S’appuyant régulièrement sur des arguments fallacieux, maniant la langue de bois avec un certain art, faisant semblant d’attacher de l’intérêt au débat public, usant de procédures juridiques avec un talent rarement atteint, elle arrive progressivement à réaliser ses objectifs : imposer les OGM faisant fi des doutes exprimés par l’opinion publique et scientifique. Dernier exemple de ce cynisme, l’autorisation de commercialisation de 3 OGM validée il y a quelques jours par l’éxécutif européen. Les circonstances de cette autorisation sont elles mêmes éloquentes et révèlent un état d’esprit pour le moins contestable. Il s’agit de 3 types de maïs ogm produits par Monsanto, le Mon 89034 et 88017, et par Pioneer Overseas Corporation, le 59122xNK603, Ils ont été validés de façon plutôt cavalière par la Commission, d’autant que tous les trois posent un certain nombre de questions du point de vue sanitaire.

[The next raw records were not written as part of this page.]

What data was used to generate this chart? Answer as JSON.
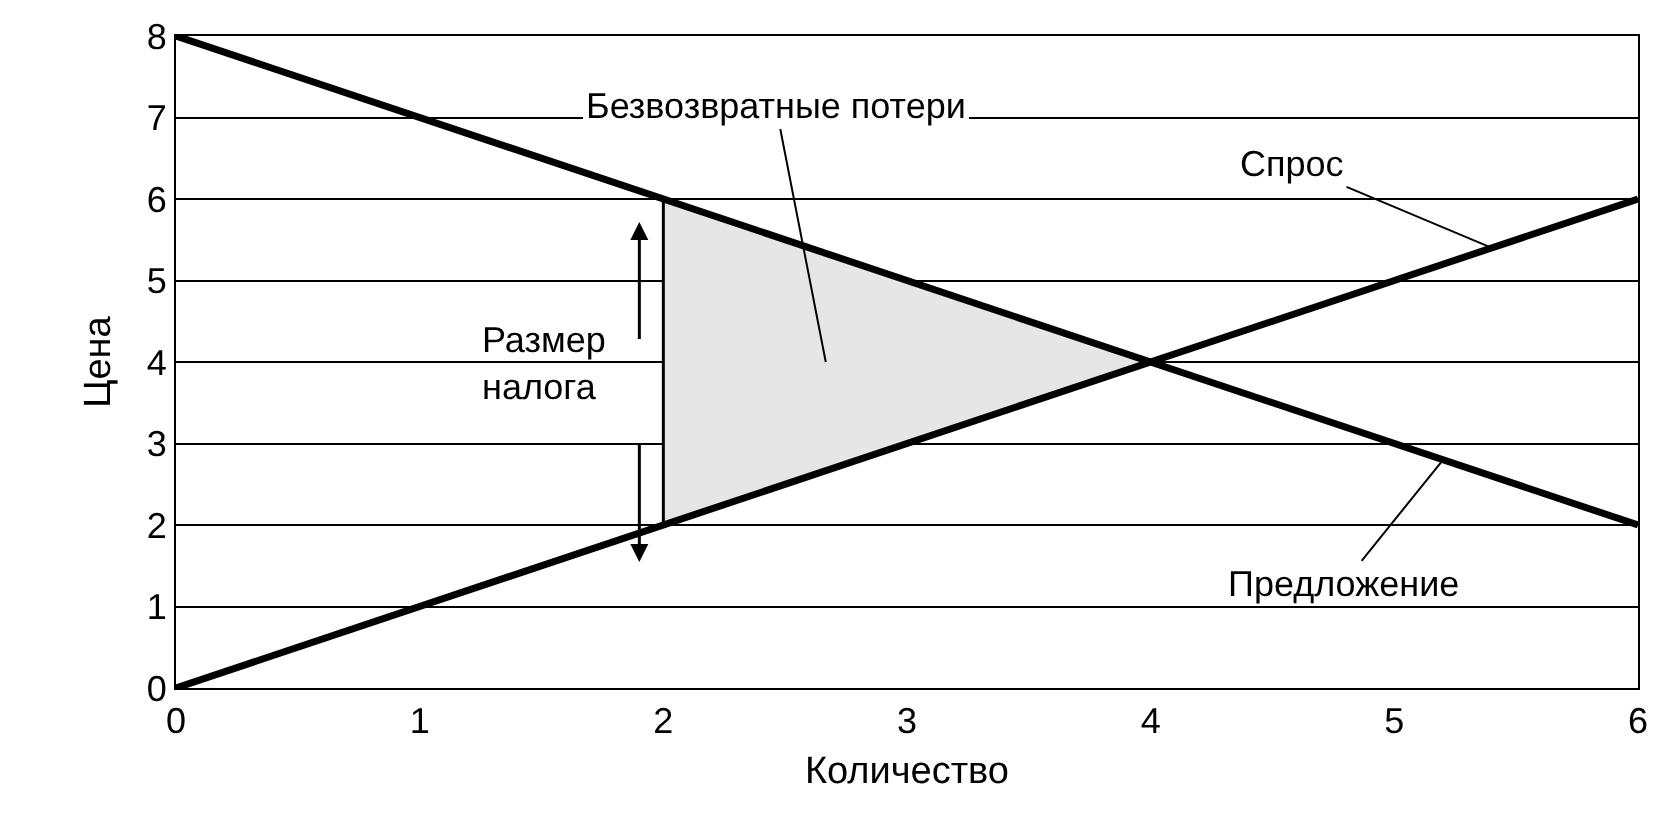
{
  "chart_data": {
    "type": "line",
    "xlabel": "Количество",
    "ylabel": "Цена",
    "xlim": [
      0,
      6
    ],
    "ylim": [
      0,
      8
    ],
    "xticks": [
      0,
      1,
      2,
      3,
      4,
      5,
      6
    ],
    "yticks": [
      0,
      1,
      2,
      3,
      4,
      5,
      6,
      7,
      8
    ],
    "grid": "y",
    "marker": "none",
    "line_style": "solid",
    "series": [
      {
        "type": "area",
        "color": "#e6e6e6",
        "x": [
          2,
          4,
          2,
          2
        ],
        "values": [
          6,
          4,
          2,
          6
        ]
      },
      {
        "color": "#000000",
        "x": [
          2,
          2
        ],
        "values": [
          2,
          6
        ]
      },
      {
        "color": "#000000",
        "x": [
          0,
          6
        ],
        "values": [
          8,
          2
        ]
      },
      {
        "color": "#000000",
        "x": [
          0,
          6
        ],
        "values": [
          0,
          6
        ]
      }
    ],
    "annotations": [
      "Безвозвратные потери",
      {
        "text": "Спрос",
        "x": 5.4,
        "y": 5.4
      },
      {
        "text": "Предложение",
        "x": 5.2,
        "y": 2.8
      },
      {
        "text": "Размер налога",
        "x": 2,
        "y": 4
      }
    ]
  }
}
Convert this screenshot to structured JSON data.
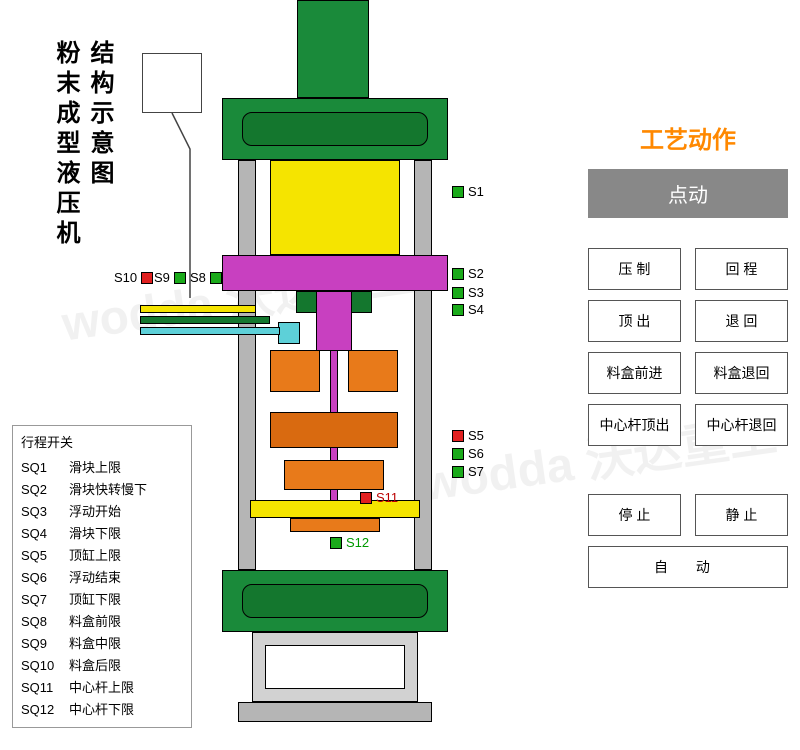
{
  "titles": {
    "t1": "结构示意图",
    "t2": "粉末成型液压机"
  },
  "sensors": {
    "s1": "S1",
    "s2": "S2",
    "s3": "S3",
    "s4": "S4",
    "s5": "S5",
    "s6": "S6",
    "s7": "S7",
    "s8": "S8",
    "s9": "S9",
    "s10": "S10",
    "s11": "S11",
    "s12": "S12"
  },
  "sensor_colors": {
    "green": "#1aaa1a",
    "red": "#e02020"
  },
  "legend": {
    "title": "行程开关",
    "items": [
      {
        "sq": "SQ1",
        "label": "滑块上限"
      },
      {
        "sq": "SQ2",
        "label": "滑块快转慢下"
      },
      {
        "sq": "SQ3",
        "label": "浮动开始"
      },
      {
        "sq": "SQ4",
        "label": "滑块下限"
      },
      {
        "sq": "SQ5",
        "label": "顶缸上限"
      },
      {
        "sq": "SQ6",
        "label": "浮动结束"
      },
      {
        "sq": "SQ7",
        "label": "顶缸下限"
      },
      {
        "sq": "SQ8",
        "label": "料盒前限"
      },
      {
        "sq": "SQ9",
        "label": "料盒中限"
      },
      {
        "sq": "SQ10",
        "label": "料盒后限"
      },
      {
        "sq": "SQ11",
        "label": "中心杆上限"
      },
      {
        "sq": "SQ12",
        "label": "中心杆下限"
      }
    ]
  },
  "controls": {
    "section": "工艺动作",
    "mode": "点动",
    "buttons": {
      "press": "压 制",
      "return": "回 程",
      "eject": "顶 出",
      "retract": "退 回",
      "box_fwd": "料盒前进",
      "box_back": "料盒退回",
      "rod_up": "中心杆顶出",
      "rod_back": "中心杆退回",
      "stop": "停 止",
      "still": "静 止",
      "auto": "自   动"
    }
  },
  "colors": {
    "dark_green": "#1a8a3a",
    "green_frame": "#14772e",
    "yellow": "#f5e400",
    "orange": "#e87a1a",
    "orange_dark": "#d96a10",
    "magenta": "#c840c0",
    "cyan": "#5dd0d8",
    "gray": "#b5b5b5",
    "white": "#ffffff",
    "blue": "#3a5af5"
  },
  "watermark": "wodda 沃达重工"
}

Les parlementaires européens méprisés

D’abord la date. Le mandat de l’actuelle Commission européenne venait à échéance le 31 octobre. Depuis ce jour, elle est en "affaires courantes" dans l’attente de la formation d’une nouvelle Commission sous les règles du Traité de Lisbonne. Et bien, c’est au dernier jour de ce mandat que la signature a été apposée sur la demande d’autorisation. Considérant probablement qu’autoriser des OGM contestés relève des "affaires courantes". Comme un pied de nez aux Etats membres et au Parlement européen qui ont émis de nombreuses interrogations sur ces OGM. Le 31 octobre, c’était aussi le deuxième jour d’un sommet européen crucial qui devait trancher sur des sujets importants : changement climatique, immigration, Traité de Lisbonne. De fait toute l’attention des médias et des dirigeants européens ce jour là était plutôt portée sur le sommet et pas sur la Commission. Laquelle en a profité, presque incognito, pour prendre cette décision majeure et en informer la presse par mail le vendredi soir, aussi discrètement que possible. Enfin, dernier point sur la forme. La Commission a méprisé sans vergogne le rôle du Parlement européen. Tenu de lui demander son avis selon la règle du "droit de regard", la Commission n’a pas trouvé mieux que de saisir le Parlement européen le 31 juillet pour réponse le 24 août. En plein milieu de l’été, alors que l’institution parlementaire élue en juin n’avait pas encore achevé sa constitution. Belle preuve de respect pour les eurodéputés ! Voilà pour la forme mais sur le fond aussi, cette autorisation pose problème.


Risques sanitaires

Ces 3 OGM sont susceptibles de poser un certain nombre de risques sanitaires. Le Mon 89034 qui contient (les scientifiques préfèrent le terme "exprimer") deux protéïnes insecticides, a été soumis au test obligatoire de 90 jours et a provoqué des problèmes rénaux chez deux rats femelles et la mort d’un rat mâle au bout de 14 jours. Les tests n’ont pas été prolongés en dépit de ces résultats. L’autre ogm de Monsanto, le 88017 résiste quant à lui à l’herbicide Roundup et produit lui aussi un insecticide contre les coléoptères. Idem pour le 59122xNK603. Les tests ont été réalisés séparément sur le 59122 et le NK603, pas sur l’alliance des deux, alors même que des effets négatifs ont été constatés sur un sexe. Mais pour la Commission, pas de quoi s’émouvoir et solliciter éventuellement des expertises supplémentaires. Le coup de grâce aurait pu venir des Etats membres car un Conseil des ministres de l’agriculture devait trancher la question fin octobre. Mais ils se sont révélés incapables de trancher, pas de majorité qualifiée ni pour ni contre. Comme souvent d’ailleurs sur les OGM, la question divisant les Etats depuis de nombreuses années.


Procédure ubuesque

En l’occurrence cette incapacité à trancher dans un sens ou un autre a servi la Commission. Les procédures communautaires stipulant qu’en l’absence de décision des Etats, la Commission est compétente pour prendre elle même cette décision dans le sens qu’elle souhaite et au moment où elle le souhaite. Et il faut reconnaitre qu’elle n’a pas tardé. On a connu la Commission plus lente en d’autres circonstances. Car le vote des ministres est intervenu le 20 octobre et dix jours plus tard, José Manuel Barroso a validé la demande d’autorisation. Quelle diligence ! Rappelons que lors de l’irruption de la crise financière à l’automne 2008, l’exécutif européen a laissé passer plusieurs semaines avant de réagir... et pourtant il y avait urgence.
Peut être faudrait-il recommander au président Barroso de créer un poste de Commissaire européen au "principe de précaution"...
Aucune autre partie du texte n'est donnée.